Authored by aaronpuchert on Nov 12 2021, 12:20 PM.

Details

Reviewers
gribozavr2
Summary

Instead of checking within the checks whether they apply, we check
before calling them. This allows us to fetch the CommandInfo only once
instead of for every check. Also eliminates some redundant checks and
deduplicates code in Sema::checkBlockCommandDuplicate.

Diff Detail

Event Timeline

aaronpuchert requested review of this revision.Nov 12 2021, 12:20 PM
aaronpuchert created this revision.
Herald added a project: Restricted Project. · View Herald TranscriptNov 12 2021, 12:20 PM
Herald added a subscriber: cfe-commits. · View Herald Transcript
aaronpuchert added a comment.EditedNov 12 2021, 12:51 PM

Forgot to run clang-format, will do this when I have to update or land.

clang/lib/AST/CommentSema.cpp
630–632

If you'd be happier here with a regular pointer I don't mind.

I find the code more readable and robust when the check* function checks its applicability itself. After this refactoring, it is not so clear when each check functions applies, what are the correct conditions to call them. To ensure correct usage, probably we should be adding equivalent asserts to the beginning of each function; at which point I'm not sure if the new code is better.

For example, consider checkContainerDecl. It used to start with:

const CommandInfo *Info = Traits.getCommandInfo(Comment->getCommandID());
if (!Info->IsRecordLikeDetailCommand || isRecordLikeDecl())
  return;

This code clearly shows the condition for the warning: the command is "RecordDetailLike" but the decl is not "RecordLike". In the new code this logic is split across two functions.

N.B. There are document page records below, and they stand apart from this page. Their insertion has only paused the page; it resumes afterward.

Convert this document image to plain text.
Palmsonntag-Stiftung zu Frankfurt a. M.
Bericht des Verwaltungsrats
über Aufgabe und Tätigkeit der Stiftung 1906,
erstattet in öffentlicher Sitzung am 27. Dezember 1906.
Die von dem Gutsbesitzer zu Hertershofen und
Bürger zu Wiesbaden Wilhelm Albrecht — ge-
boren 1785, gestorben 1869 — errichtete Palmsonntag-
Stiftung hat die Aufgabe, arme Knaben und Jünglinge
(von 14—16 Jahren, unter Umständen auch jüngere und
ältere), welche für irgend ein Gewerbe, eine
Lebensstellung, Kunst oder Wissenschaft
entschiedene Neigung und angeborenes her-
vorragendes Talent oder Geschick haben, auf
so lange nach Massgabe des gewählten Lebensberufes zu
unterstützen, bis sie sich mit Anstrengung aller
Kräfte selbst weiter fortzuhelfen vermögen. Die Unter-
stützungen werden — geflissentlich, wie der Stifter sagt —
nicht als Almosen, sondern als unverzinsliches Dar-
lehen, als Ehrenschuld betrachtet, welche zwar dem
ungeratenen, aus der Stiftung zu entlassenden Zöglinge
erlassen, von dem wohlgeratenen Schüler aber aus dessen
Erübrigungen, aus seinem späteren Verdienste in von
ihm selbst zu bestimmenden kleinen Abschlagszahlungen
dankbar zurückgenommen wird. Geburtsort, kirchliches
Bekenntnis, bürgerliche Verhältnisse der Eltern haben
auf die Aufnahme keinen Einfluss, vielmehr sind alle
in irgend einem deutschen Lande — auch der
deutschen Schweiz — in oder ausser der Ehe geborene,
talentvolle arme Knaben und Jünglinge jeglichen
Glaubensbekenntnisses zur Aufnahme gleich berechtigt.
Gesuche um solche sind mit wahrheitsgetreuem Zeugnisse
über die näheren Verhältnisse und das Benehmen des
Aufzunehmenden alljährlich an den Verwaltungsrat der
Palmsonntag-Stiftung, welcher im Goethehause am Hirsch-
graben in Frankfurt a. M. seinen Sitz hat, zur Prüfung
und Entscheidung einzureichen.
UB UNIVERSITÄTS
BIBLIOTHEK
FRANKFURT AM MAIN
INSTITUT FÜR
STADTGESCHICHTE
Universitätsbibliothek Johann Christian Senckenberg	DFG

Is repeated CommandInfo fetching a performance issue? It shouldn't be because it is basically address arithmetic on the static array of commands using the command ID as an index.

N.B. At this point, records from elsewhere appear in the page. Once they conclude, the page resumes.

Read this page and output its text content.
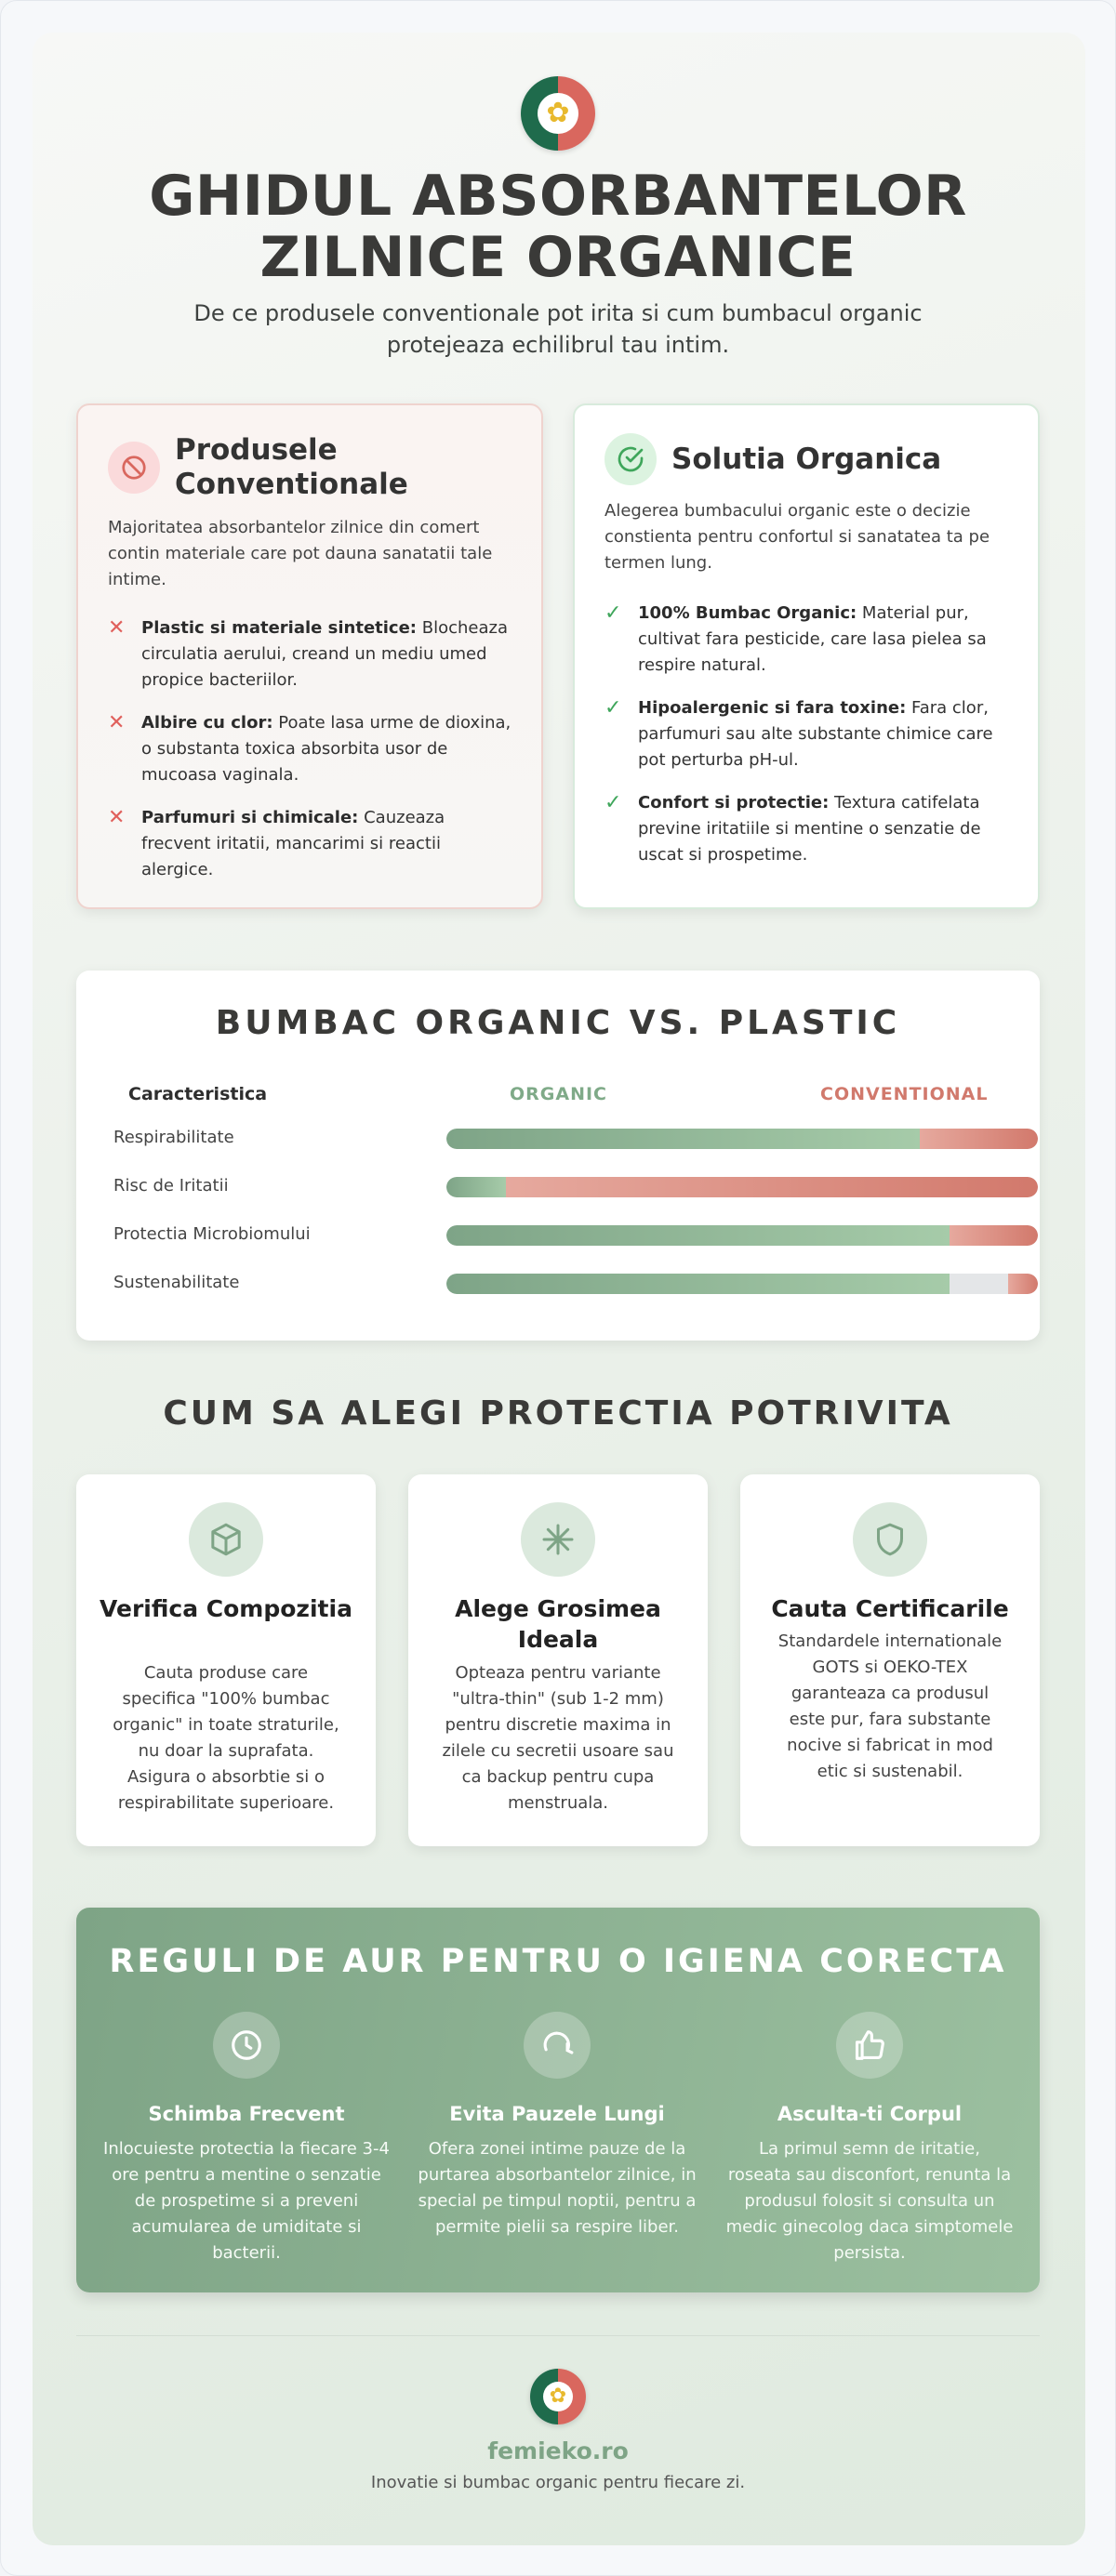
✿
GHIDUL ABSORBANTELOR ZILNICE ORGANICE

De ce produsele conventionale pot irita si cum bumbacul organic protejeaza echilibrul tau intim.

Produsele Conventionale

Majoritatea absorbantelor zilnice din comert contin materiale care pot dauna sanatatii tale intime.

✕ Plastic si materiale sintetice: Blocheaza circulatia aerului, creand un mediu umed propice bacteriilor.
✕ Albire cu clor: Poate lasa urme de dioxina, o substanta toxica absorbita usor de mucoasa vaginala.
✕ Parfumuri si chimicale: Cauzeaza frecvent iritatii, mancarimi si reactii alergice.
Solutia Organica

Alegerea bumbacului organic este o decizie constienta pentru confortul si sanatatea ta pe termen lung.

✓ 100% Bumbac Organic: Material pur, cultivat fara pesticide, care lasa pielea sa respire natural.
✓ Hipoalergenic si fara toxine: Fara clor, parfumuri sau alte substante chimice care pot perturba pH-ul.
✓ Confort si protectie: Textura catifelata previne iritatiile si mentine o senzatie de uscat si prospetime.
BUMBAC ORGANIC VS. PLASTIC
Caracteristica	ORGANIC	CONVENTIONAL
Respirabilitate
Risc de Iritatii
Protectia Microbiomului
Sustenabilitate
CUM SA ALEGI PROTECTIA POTRIVITA
Verifica Compozitia

Cauta produse care specifica "100% bumbac organic" in toate straturile, nu doar la suprafata. Asigura o absorbtie si o respirabilitate superioare.

Alege Grosimea Ideala

Opteaza pentru variante "ultra-thin" (sub 1-2 mm) pentru discretie maxima in zilele cu secretii usoare sau ca backup pentru cupa menstruala.

Cauta Certificarile

Standardele internationale GOTS si OEKO-TEX garanteaza ca produsul este pur, fara substante nocive si fabricat in mod etic si sustenabil.

REGULI DE AUR PENTRU O IGIENA CORECTA
Schimba Frecvent

Inlocuieste protectia la fiecare 3-4 ore pentru a mentine o senzatie de prospetime si a preveni acumularea de umiditate si bacterii.

Evita Pauzele Lungi

Ofera zonei intime pauze de la purtarea absorbantelor zilnice, in special pe timpul noptii, pentru a permite pielii sa respire liber.

Asculta-ti Corpul

La primul semn de iritatie, roseata sau disconfort, renunta la produsul folosit si consulta un medic ginecolog daca simptomele persista.

✿
femieko.ro
Inovatie si bumbac organic pentru fiecare zi.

I find the code more readable and robust when the check* function checks its applicability itself. After this refactoring, it is not so clear when each check functions applies, what are the correct conditions to call them.

The current code doesn't really do that either. Wouldn't we have to call all check* functions in all actOn* methods? But we only call a certain subset of checks which then check additional applicability conditions internally. Also we do check some conditions before: actOnBlockCommandFinish knows not to call checkReturnsCommand and checkDeprecatedCommand when there is no declaration, which requires more knowledge about what the checks do than to write

if (Info->IsReturnsCommand)
  checkReturnsCommand(Command);
if (Info->IsDeprecatedCommand)
  checkDeprecatedCommand(Command);

which seems pretty natural.

Now I don't think we want to go though the whole battery for every command that we encounter, so if we let the actOn* methods decide which checks to run, we can also let them decide when to run them.

To ensure correct usage, probably we should be adding equivalent asserts to the beginning of each function; at which point I'm not sure if the new code is better.

To some extent D113794 is doing that. (By having llvm_unreachable in the switches.) In the remaining functions nothing bad would happen, I think (other than false positive warnings).

For example, consider checkContainerDecl. [...] This code clearly shows the condition for the warning: the command is "RecordDetailLike" but the decl is not "RecordLike". In the new code this logic is split across two functions.

After the change the call site is

if (Info->IsRecordLikeDetailCommand)
  checkContainerDecl(BC);

So it's saying: if we have a command providing the details for a "RecordLike", let's check if we really have a "RecordLike" there. (Perhaps it should be checkRecordLikeDecl?) Then the check function is doing the check, i.e. "do we actually have a RecordLike here"?

So the idea is that actOn* methods decide which checks to run, while the check functions can assume they're applicable. Ideally they'd only see the declaration, but we have to pass the command in for diagnostics.

Is repeated CommandInfo fetching a performance issue? It shouldn't be because it is basically address arithmetic on the static array of commands using the command ID as an index.

Not that I observed, though in relative terms it could be: take as an extreme example actOnBlockCommandFinish where we don't actually need to run any of the checks, because we have an unrelated block command. Then we're fetching the same data four times instead of just once, and not doing anything else. Compared to the remaining compilation process it's likely not an issue though, that's right.

Apply clang-format.

Herald added a project: Restricted Project. · View Herald TranscriptMay 11 2022, 1:20 PM

In general, I think this approach is defensible. Though I do wonder if we want to put an assert in the check functions to assert that the command is what you'd expect, so someone calling the check functions incorrectly will get some early feedback. WDYT?

clang/lib/AST/CommentSema.cpp
666–667

e.g., turn this into an assert so if someone calls checkDeprectedCommand when it's not a deprecated command, they get yelled at. This makes asserts builds slightly slower (because we're getting the command ID twice), but I don't think the overhead should be all that noticeable in practice.